In this FDD Talk 2016 post, you’ll learn the following:
- Section I – Background information on the Popeyes Louisiana Kitchen franchise opportunity, including relevant news updates
- Section II – Estimated initial investment for a Popeyes Louisiana Kitchen franchise, based on Item 7 of the company’s 2016 FDD
- Section III – Presentation and analysis of Popeyes Louisiana Kitchen’s financial performance representations, based on Item 19 of the company’s 2016 FDD, including information on the:
- 2015 average sales for free-standing, in-line, convenience store, mall food court, and other food court Popeyes Louisiana Kitchen Restaurants (company-owned and franchised) that were open throughout the company’s fiscal year ended December 27, 2015 and not closed at the end of the fiscal year
- 2015 average sales, food and paper costs, labor costs, controllable costs, marketing costs, non-controllable costs, and restaurant operating profits for the 1,222 franchised free-standing Popeyes Restaurants and 62 company-operated free-standing Popeyes Restaurants that were continuously operated during the period from December 29, 2014 through December 27, 2015 and submitted properly prepared income statements for the relevant period
Section I – Background Information
This fried chicken fast-food chain was started by Al Copeland back in 1972 in Arabi, a suburb of New Orleans, Louisiana, as Popeyes Mighty Good Fried Chicken with the tag line Chicken on the Run. But the chain’s original offering of traditional mild fried chicken wasn’t doing well in New Orleans, where people like things a bit spicier than most, so that’s what they did.

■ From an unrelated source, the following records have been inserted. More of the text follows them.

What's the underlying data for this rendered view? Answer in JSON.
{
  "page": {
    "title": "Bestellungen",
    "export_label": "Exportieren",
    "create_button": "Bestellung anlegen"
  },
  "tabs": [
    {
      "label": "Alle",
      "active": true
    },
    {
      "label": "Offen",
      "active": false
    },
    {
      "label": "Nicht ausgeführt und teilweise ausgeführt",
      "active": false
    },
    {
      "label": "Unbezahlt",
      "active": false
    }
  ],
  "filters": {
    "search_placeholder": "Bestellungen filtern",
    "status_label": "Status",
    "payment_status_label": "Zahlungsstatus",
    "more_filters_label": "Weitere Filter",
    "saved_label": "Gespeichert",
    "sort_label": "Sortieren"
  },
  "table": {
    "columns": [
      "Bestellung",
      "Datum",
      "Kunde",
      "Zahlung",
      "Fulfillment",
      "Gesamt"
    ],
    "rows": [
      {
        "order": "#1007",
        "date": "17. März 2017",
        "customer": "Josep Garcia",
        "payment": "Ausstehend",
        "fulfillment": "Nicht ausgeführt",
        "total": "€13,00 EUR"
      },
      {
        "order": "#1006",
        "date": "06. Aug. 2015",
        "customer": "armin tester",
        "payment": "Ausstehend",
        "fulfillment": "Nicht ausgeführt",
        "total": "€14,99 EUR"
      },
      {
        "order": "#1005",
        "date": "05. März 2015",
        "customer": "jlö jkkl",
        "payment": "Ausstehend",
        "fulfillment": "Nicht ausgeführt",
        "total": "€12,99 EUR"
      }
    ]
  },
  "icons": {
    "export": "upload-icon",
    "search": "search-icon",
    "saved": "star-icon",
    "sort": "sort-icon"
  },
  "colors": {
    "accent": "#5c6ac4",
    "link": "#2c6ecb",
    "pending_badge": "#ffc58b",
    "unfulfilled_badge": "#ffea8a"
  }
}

Franchising started in 1976 and 500 locations were opened within ten years. Slower expansion was on tap in 1980s, and in the early 1990s the company found itself swamped in debt and filing for bankruptcy protection. What emerged from that process was a new company called America’s Favorite Chicken Company to act as the chain’s parent company, as well as the Church’s chicken chain (spun off later on in 2004).

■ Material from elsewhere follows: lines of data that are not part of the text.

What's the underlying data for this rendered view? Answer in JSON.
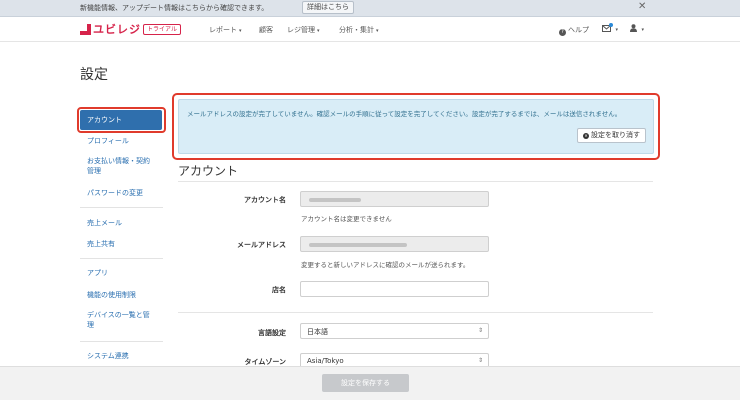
{
  "notice": {
    "text": "新機能情報、アップデート情報はこちらから確認できます。",
    "link": "詳細はこちら",
    "close": "✕"
  },
  "header": {
    "brand": "ユビレジ",
    "badge": "トライアル",
    "nav": [
      {
        "label": "レポート",
        "has_caret": true
      },
      {
        "label": "顧客",
        "has_caret": false
      },
      {
        "label": "レジ管理",
        "has_caret": true
      },
      {
        "label": "分析・集計",
        "has_caret": true
      }
    ],
    "help": "ヘルプ",
    "caret": "▾"
  },
  "page": {
    "title": "設定"
  },
  "sidebar": {
    "active": "アカウント",
    "items": [
      "プロフィール",
      "お支払い情報・契約管理",
      "パスワードの変更",
      "売上メール",
      "売上共有",
      "アプリ",
      "機能の使用制限",
      "デバイスの一覧と管理",
      "システム連携"
    ],
    "item3_line1": "お支払い情報・契約",
    "item3_line2": "管理",
    "item8_line1": "デバイスの一覧と管",
    "item8_line2": "理"
  },
  "alert": {
    "message": "メールアドレスの設定が完了していません。確認メールの手順に従って設定を完了してください。設定が完了するまでは、メールは送信されません。",
    "button": "設定を取り消す"
  },
  "account": {
    "section_title": "アカウント",
    "account_name_label": "アカウント名",
    "account_name_help": "アカウント名は変更できません",
    "email_label": "メールアドレス",
    "email_help": "変更すると新しいアドレスに確認のメールが送られます。",
    "store_label": "店名",
    "store_value": "",
    "language_label": "言語設定",
    "language_value": "日本語",
    "timezone_label": "タイムゾーン",
    "timezone_value": "Asia/Tokyo"
  },
  "footer": {
    "save": "設定を保存する"
  },
  "colors": {
    "accent": "#d6234a",
    "active": "#2f6fad",
    "highlight": "#e03b2c",
    "alert_bg": "#d9edf7"
  }
}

In 2001 the parent company changed its name to AFC Enterprises and went public. The chain has been known as Popeyes Chicken & Biscuits and Popeyes Famous Fried Chicken & Biscuits, but no matter what you call it, it’s been a major player in the quick-serve chicken segment for a long time.

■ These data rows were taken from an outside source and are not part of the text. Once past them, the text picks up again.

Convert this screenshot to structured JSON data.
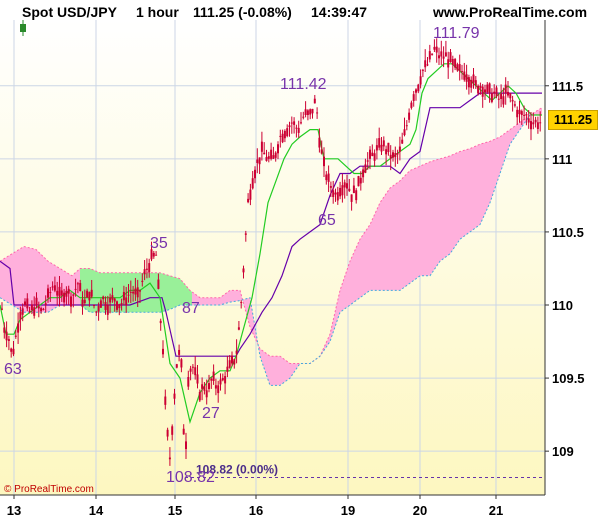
{
  "header": {
    "symbol": "Spot USD/JPY",
    "timeframe": "1 hour",
    "price_change": "111.25 (-0.08%)",
    "time": "14:39:47",
    "site": "www.ProRealTime.com"
  },
  "copyright": "© ProRealTime.com",
  "colors": {
    "candle": "#cc0033",
    "tenkan": "#22cc22",
    "kijun": "#6600aa",
    "cloud_bull": "#99f099",
    "cloud_bear": "#ffb0dc",
    "label": "#7733aa",
    "bg_top": "#ffffff",
    "bg_bottom": "#fdf7c0"
  },
  "chart_data": {
    "type": "candlestick",
    "instrument": "Spot USD/JPY",
    "interval": "1 hour",
    "ylim": [
      108.7,
      111.95
    ],
    "x_tick_labels": [
      "13",
      "14",
      "15",
      "16",
      "19",
      "20",
      "21"
    ],
    "y_tick_labels": [
      "109",
      "109.5",
      "110",
      "110.5",
      "111",
      "111.5"
    ],
    "last_price": "111.25",
    "low_line_label": "108.82 (0.00%)",
    "low_line_value": 108.82,
    "annotations": [
      {
        "text": "63",
        "value": 109.63
      },
      {
        "text": "35",
        "value": 110.35
      },
      {
        "text": "87",
        "value": 109.87
      },
      {
        "text": "27",
        "value": 109.27
      },
      {
        "text": "108.82",
        "value": 108.82
      },
      {
        "text": "111.42",
        "value": 111.42
      },
      {
        "text": "65",
        "value": 110.65
      },
      {
        "text": "111.79",
        "value": 111.79
      }
    ],
    "price_path": [
      [
        0,
        110.1
      ],
      [
        4,
        109.85
      ],
      [
        8,
        109.8
      ],
      [
        12,
        109.65
      ],
      [
        15,
        109.75
      ],
      [
        20,
        109.95
      ],
      [
        25,
        110.0
      ],
      [
        30,
        109.95
      ],
      [
        36,
        110.0
      ],
      [
        42,
        109.95
      ],
      [
        48,
        110.05
      ],
      [
        54,
        110.15
      ],
      [
        60,
        110.05
      ],
      [
        66,
        110.1
      ],
      [
        72,
        110.05
      ],
      [
        78,
        110.15
      ],
      [
        84,
        110.0
      ],
      [
        90,
        110.1
      ],
      [
        96,
        109.95
      ],
      [
        102,
        110.05
      ],
      [
        108,
        110.0
      ],
      [
        114,
        110.05
      ],
      [
        120,
        110.0
      ],
      [
        126,
        110.05
      ],
      [
        132,
        110.1
      ],
      [
        138,
        110.05
      ],
      [
        144,
        110.2
      ],
      [
        150,
        110.3
      ],
      [
        156,
        110.35
      ],
      [
        160,
        109.95
      ],
      [
        163,
        109.7
      ],
      [
        166,
        109.2
      ],
      [
        170,
        108.95
      ],
      [
        174,
        109.35
      ],
      [
        178,
        109.7
      ],
      [
        182,
        109.55
      ],
      [
        185,
        108.85
      ],
      [
        188,
        109.5
      ],
      [
        192,
        109.6
      ],
      [
        196,
        109.5
      ],
      [
        200,
        109.4
      ],
      [
        204,
        109.45
      ],
      [
        208,
        109.4
      ],
      [
        212,
        109.5
      ],
      [
        216,
        109.45
      ],
      [
        220,
        109.45
      ],
      [
        224,
        109.5
      ],
      [
        228,
        109.55
      ],
      [
        232,
        109.6
      ],
      [
        236,
        109.65
      ],
      [
        240,
        109.9
      ],
      [
        244,
        110.3
      ],
      [
        248,
        110.7
      ],
      [
        252,
        110.85
      ],
      [
        256,
        110.95
      ],
      [
        262,
        111.05
      ],
      [
        268,
        111.0
      ],
      [
        274,
        111.0
      ],
      [
        280,
        111.15
      ],
      [
        286,
        111.2
      ],
      [
        292,
        111.25
      ],
      [
        298,
        111.2
      ],
      [
        304,
        111.3
      ],
      [
        310,
        111.3
      ],
      [
        316,
        111.4
      ],
      [
        320,
        111.1
      ],
      [
        324,
        110.95
      ],
      [
        328,
        110.85
      ],
      [
        332,
        110.8
      ],
      [
        336,
        110.75
      ],
      [
        340,
        110.8
      ],
      [
        346,
        110.85
      ],
      [
        352,
        110.75
      ],
      [
        358,
        110.8
      ],
      [
        364,
        110.95
      ],
      [
        370,
        111.0
      ],
      [
        376,
        111.05
      ],
      [
        382,
        111.1
      ],
      [
        388,
        111.05
      ],
      [
        394,
        111.0
      ],
      [
        400,
        111.05
      ],
      [
        406,
        111.2
      ],
      [
        410,
        111.35
      ],
      [
        414,
        111.45
      ],
      [
        418,
        111.5
      ],
      [
        422,
        111.6
      ],
      [
        428,
        111.65
      ],
      [
        434,
        111.75
      ],
      [
        440,
        111.7
      ],
      [
        446,
        111.7
      ],
      [
        452,
        111.65
      ],
      [
        458,
        111.6
      ],
      [
        464,
        111.6
      ],
      [
        470,
        111.55
      ],
      [
        476,
        111.5
      ],
      [
        482,
        111.5
      ],
      [
        488,
        111.45
      ],
      [
        494,
        111.45
      ],
      [
        500,
        111.4
      ],
      [
        506,
        111.45
      ],
      [
        512,
        111.4
      ],
      [
        516,
        111.35
      ],
      [
        520,
        111.3
      ],
      [
        526,
        111.3
      ],
      [
        532,
        111.25
      ],
      [
        538,
        111.25
      ],
      [
        542,
        111.25
      ]
    ],
    "tenkan_path": [
      [
        0,
        110.0
      ],
      [
        6,
        109.8
      ],
      [
        14,
        109.8
      ],
      [
        20,
        109.9
      ],
      [
        30,
        109.95
      ],
      [
        40,
        110.0
      ],
      [
        50,
        110.05
      ],
      [
        60,
        110.05
      ],
      [
        70,
        110.1
      ],
      [
        80,
        110.05
      ],
      [
        90,
        110.05
      ],
      [
        100,
        110.05
      ],
      [
        110,
        110.05
      ],
      [
        120,
        110.05
      ],
      [
        130,
        110.1
      ],
      [
        140,
        110.1
      ],
      [
        150,
        110.15
      ],
      [
        160,
        110.05
      ],
      [
        170,
        109.6
      ],
      [
        180,
        109.5
      ],
      [
        190,
        109.2
      ],
      [
        200,
        109.4
      ],
      [
        210,
        109.5
      ],
      [
        220,
        109.55
      ],
      [
        230,
        109.55
      ],
      [
        236,
        109.65
      ],
      [
        244,
        109.85
      ],
      [
        252,
        110.05
      ],
      [
        260,
        110.35
      ],
      [
        268,
        110.7
      ],
      [
        276,
        110.85
      ],
      [
        284,
        111.0
      ],
      [
        292,
        111.1
      ],
      [
        300,
        111.15
      ],
      [
        310,
        111.2
      ],
      [
        318,
        111.2
      ],
      [
        324,
        111.0
      ],
      [
        330,
        111.0
      ],
      [
        338,
        111.0
      ],
      [
        346,
        110.95
      ],
      [
        354,
        110.9
      ],
      [
        362,
        110.9
      ],
      [
        370,
        110.95
      ],
      [
        380,
        110.95
      ],
      [
        390,
        111.0
      ],
      [
        400,
        111.05
      ],
      [
        410,
        111.1
      ],
      [
        416,
        111.2
      ],
      [
        422,
        111.45
      ],
      [
        428,
        111.55
      ],
      [
        436,
        111.6
      ],
      [
        444,
        111.65
      ],
      [
        452,
        111.65
      ],
      [
        460,
        111.6
      ],
      [
        468,
        111.55
      ],
      [
        476,
        111.5
      ],
      [
        484,
        111.45
      ],
      [
        492,
        111.4
      ],
      [
        500,
        111.45
      ],
      [
        508,
        111.5
      ],
      [
        516,
        111.45
      ],
      [
        524,
        111.35
      ],
      [
        532,
        111.3
      ],
      [
        542,
        111.3
      ]
    ],
    "kijun_path": [
      [
        0,
        110.3
      ],
      [
        10,
        110.25
      ],
      [
        14,
        110.0
      ],
      [
        30,
        110.0
      ],
      [
        50,
        110.0
      ],
      [
        70,
        110.0
      ],
      [
        90,
        110.0
      ],
      [
        110,
        110.0
      ],
      [
        130,
        110.0
      ],
      [
        150,
        110.05
      ],
      [
        162,
        110.05
      ],
      [
        166,
        109.95
      ],
      [
        176,
        109.65
      ],
      [
        200,
        109.65
      ],
      [
        236,
        109.65
      ],
      [
        240,
        109.7
      ],
      [
        250,
        109.8
      ],
      [
        262,
        109.95
      ],
      [
        272,
        110.05
      ],
      [
        282,
        110.2
      ],
      [
        292,
        110.4
      ],
      [
        300,
        110.45
      ],
      [
        310,
        110.5
      ],
      [
        320,
        110.55
      ],
      [
        330,
        110.75
      ],
      [
        340,
        110.9
      ],
      [
        350,
        110.9
      ],
      [
        360,
        110.95
      ],
      [
        370,
        110.95
      ],
      [
        380,
        110.95
      ],
      [
        390,
        110.95
      ],
      [
        400,
        110.9
      ],
      [
        410,
        111.0
      ],
      [
        420,
        111.05
      ],
      [
        430,
        111.35
      ],
      [
        440,
        111.35
      ],
      [
        450,
        111.35
      ],
      [
        460,
        111.35
      ],
      [
        470,
        111.4
      ],
      [
        480,
        111.45
      ],
      [
        490,
        111.45
      ],
      [
        500,
        111.45
      ],
      [
        510,
        111.45
      ],
      [
        520,
        111.45
      ],
      [
        530,
        111.45
      ],
      [
        542,
        111.45
      ]
    ],
    "cloud_span_a": [
      [
        0,
        110.3
      ],
      [
        12,
        110.35
      ],
      [
        24,
        110.4
      ],
      [
        36,
        110.38
      ],
      [
        48,
        110.3
      ],
      [
        60,
        110.25
      ],
      [
        72,
        110.2
      ],
      [
        80,
        110.25
      ],
      [
        90,
        110.25
      ],
      [
        100,
        110.22
      ],
      [
        110,
        110.22
      ],
      [
        120,
        110.22
      ],
      [
        130,
        110.22
      ],
      [
        140,
        110.22
      ],
      [
        150,
        110.22
      ],
      [
        160,
        110.22
      ],
      [
        170,
        110.2
      ],
      [
        180,
        110.18
      ],
      [
        190,
        110.1
      ],
      [
        200,
        110.05
      ],
      [
        210,
        110.05
      ],
      [
        220,
        110.05
      ],
      [
        230,
        110.1
      ],
      [
        240,
        110.1
      ],
      [
        250,
        109.85
      ],
      [
        260,
        109.7
      ],
      [
        270,
        109.65
      ],
      [
        280,
        109.65
      ],
      [
        290,
        109.6
      ],
      [
        300,
        109.6
      ],
      [
        310,
        109.6
      ],
      [
        320,
        109.65
      ],
      [
        330,
        109.8
      ],
      [
        340,
        110.1
      ],
      [
        350,
        110.3
      ],
      [
        360,
        110.45
      ],
      [
        370,
        110.55
      ],
      [
        380,
        110.7
      ],
      [
        390,
        110.8
      ],
      [
        400,
        110.85
      ],
      [
        410,
        110.92
      ],
      [
        420,
        110.95
      ],
      [
        430,
        110.98
      ],
      [
        440,
        111.0
      ],
      [
        450,
        111.02
      ],
      [
        460,
        111.05
      ],
      [
        470,
        111.07
      ],
      [
        480,
        111.1
      ],
      [
        490,
        111.12
      ],
      [
        500,
        111.15
      ],
      [
        510,
        111.2
      ],
      [
        520,
        111.25
      ],
      [
        530,
        111.3
      ],
      [
        542,
        111.35
      ]
    ],
    "cloud_span_b": [
      [
        0,
        110.05
      ],
      [
        12,
        110.0
      ],
      [
        24,
        109.95
      ],
      [
        36,
        109.95
      ],
      [
        48,
        109.95
      ],
      [
        60,
        110.0
      ],
      [
        72,
        110.0
      ],
      [
        80,
        110.0
      ],
      [
        90,
        109.95
      ],
      [
        100,
        109.95
      ],
      [
        110,
        109.95
      ],
      [
        120,
        109.95
      ],
      [
        130,
        109.95
      ],
      [
        140,
        109.95
      ],
      [
        150,
        109.95
      ],
      [
        160,
        109.95
      ],
      [
        170,
        109.97
      ],
      [
        180,
        110.0
      ],
      [
        190,
        110.0
      ],
      [
        200,
        110.0
      ],
      [
        210,
        110.0
      ],
      [
        220,
        110.0
      ],
      [
        230,
        110.02
      ],
      [
        240,
        110.03
      ],
      [
        250,
        110.05
      ],
      [
        260,
        109.65
      ],
      [
        270,
        109.45
      ],
      [
        280,
        109.45
      ],
      [
        290,
        109.5
      ],
      [
        300,
        109.6
      ],
      [
        310,
        109.6
      ],
      [
        320,
        109.65
      ],
      [
        330,
        109.75
      ],
      [
        340,
        109.95
      ],
      [
        350,
        110.0
      ],
      [
        360,
        110.05
      ],
      [
        370,
        110.1
      ],
      [
        380,
        110.1
      ],
      [
        390,
        110.1
      ],
      [
        400,
        110.1
      ],
      [
        410,
        110.15
      ],
      [
        420,
        110.2
      ],
      [
        430,
        110.2
      ],
      [
        440,
        110.3
      ],
      [
        450,
        110.35
      ],
      [
        460,
        110.45
      ],
      [
        470,
        110.5
      ],
      [
        480,
        110.55
      ],
      [
        490,
        110.7
      ],
      [
        500,
        110.9
      ],
      [
        510,
        111.1
      ],
      [
        520,
        111.2
      ],
      [
        530,
        111.3
      ],
      [
        542,
        111.3
      ]
    ]
  }
}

However, the name has nothing to do with the famous cartoon character Popeye the Sailor. Instead, Copeland claims he named the chain after detective Jimmy “Popeye” Doyle from the movie The French Connection. But the chain did make use of the cartoon character for a long time in its marketing efforts.
The number of locations has been relatively flat since the turn of the new millennium at just under 2,000. Here’s how Popeyes Louisiana Kitchen keeps the fryers hot in the competitive fast-food chicken segment:
Its chicken dishes can be had either mild or spicy, and it definitely touts its Louisiana roots with such offerings as red beans and rice, Cajun fries, mashed potatoes with Cajun-style gravy, Cajun rice, chicken-and-sausage jambalaya, and po’ boy sandwiches.
This is not the healthiest food in the world, so it was a big deal in 2006 for the chain to introduce a trans fat-free biscuit as well as French fries containing one gram of trans fat.
In 2011 its Fried Turducken sandwich showed off the first ever Turducken patty. And in 2013 it rolled out a new entree of fried chicken strips dipped in waffle batter.
Annie the Chicken Queen came on the scene in 2009. She’s a fictitious African American Popeyes chef with a sassy way of telling it like it is. Well, that’s one way to describe her ads. But a lot of people are pretty upset with them, saying the ads play into all kinds of black stereotypes.
The chain has been trying to play up its Louisiana roots, beginning in 2008 with the name change to Popeyes Louisiana Kitchen, and rolling out Annie the Chicken Queen helped cement that effort.
Love it or hate it, the campaign has worked, turning around lagging same-store sales into six consecutive years of growth.